Remove this line from the loop:

/* Get a new sensor event */ 
  interrupt();

You don't need to call the interrupt routine. Interrupts work by interrupting the main program flow when ever an interrupt condition is met, then executing the interrupt service routine (in your case interrupt()) then back to where ever the program left off.

attachInterrupt(0, interrupt, RISING); is a function that enables an interrupt, in this case rising edge on INT0, and tells it what function to jump to (interrupt) when the interrupt condition is met.
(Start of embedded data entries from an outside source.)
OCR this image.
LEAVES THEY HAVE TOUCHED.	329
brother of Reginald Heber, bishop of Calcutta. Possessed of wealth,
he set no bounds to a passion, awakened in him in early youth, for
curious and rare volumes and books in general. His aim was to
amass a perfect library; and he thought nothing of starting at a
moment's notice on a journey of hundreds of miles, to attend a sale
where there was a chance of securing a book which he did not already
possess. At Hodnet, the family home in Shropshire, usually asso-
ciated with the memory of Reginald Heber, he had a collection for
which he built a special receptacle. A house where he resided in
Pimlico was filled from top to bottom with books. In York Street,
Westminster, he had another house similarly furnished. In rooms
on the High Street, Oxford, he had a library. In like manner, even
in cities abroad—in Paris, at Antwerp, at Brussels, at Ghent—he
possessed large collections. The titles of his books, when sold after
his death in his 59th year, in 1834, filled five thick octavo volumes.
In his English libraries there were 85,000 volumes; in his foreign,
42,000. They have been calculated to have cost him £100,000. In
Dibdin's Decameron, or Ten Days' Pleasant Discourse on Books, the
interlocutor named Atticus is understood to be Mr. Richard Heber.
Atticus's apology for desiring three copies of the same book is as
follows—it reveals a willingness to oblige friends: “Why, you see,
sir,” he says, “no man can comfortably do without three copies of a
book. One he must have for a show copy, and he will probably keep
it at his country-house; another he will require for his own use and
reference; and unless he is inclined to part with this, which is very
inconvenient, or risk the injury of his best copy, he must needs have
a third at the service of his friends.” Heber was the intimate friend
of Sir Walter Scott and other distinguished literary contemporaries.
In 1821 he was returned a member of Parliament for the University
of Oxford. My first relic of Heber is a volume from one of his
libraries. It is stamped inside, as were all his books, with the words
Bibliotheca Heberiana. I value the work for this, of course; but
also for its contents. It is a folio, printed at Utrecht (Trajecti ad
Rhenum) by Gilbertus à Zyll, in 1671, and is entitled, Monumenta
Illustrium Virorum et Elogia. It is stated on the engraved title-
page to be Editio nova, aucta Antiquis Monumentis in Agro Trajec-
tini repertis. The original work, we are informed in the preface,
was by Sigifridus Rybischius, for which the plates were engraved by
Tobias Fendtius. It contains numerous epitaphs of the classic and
The way you have it now, it is setting sensor_update=1; as fast as the loop can loop.

From comments:

void loop(void) 
{
    sensors_event_t event; 

The following will loop forever if the the flag is set as buff[0] is not updated:

    readFrom(0x53, 0x30, 1, buff);
    while(buff[0] & 0b10000000){
        accel.getEvent(&event);
    } 

Instead read the data then check the flag using a do loop:

    do {
        accel.getEvent(&event);
        readFrom(0x53, 0x30, 1, buff);
    } while(buff[0] & 0b10000000);

The rest of the code:

    Serial.print("buff: "); Serial.print(buff[0], BIN); Serial.print("  ");

    delay(10);
    mag_calculation (event.acceleration.x, 
                     event.acceleration.y, 
                     event.acceleration.z);

Remove the detach interrupt, it is not needed. The MCU will clear its interrupt flag when the code enters the ISR. By detaching here, the interrupt is disabled, and if sensor_update was 0 then it would never be enabled again by your following code.

    detachInterrupt(0);

    if(sensor_update==1 ) {
        sensor_update=0;//reset

Likewise remove the attach interrupt.

        attachInterrupt(0, interrupt, RISING);
    }
}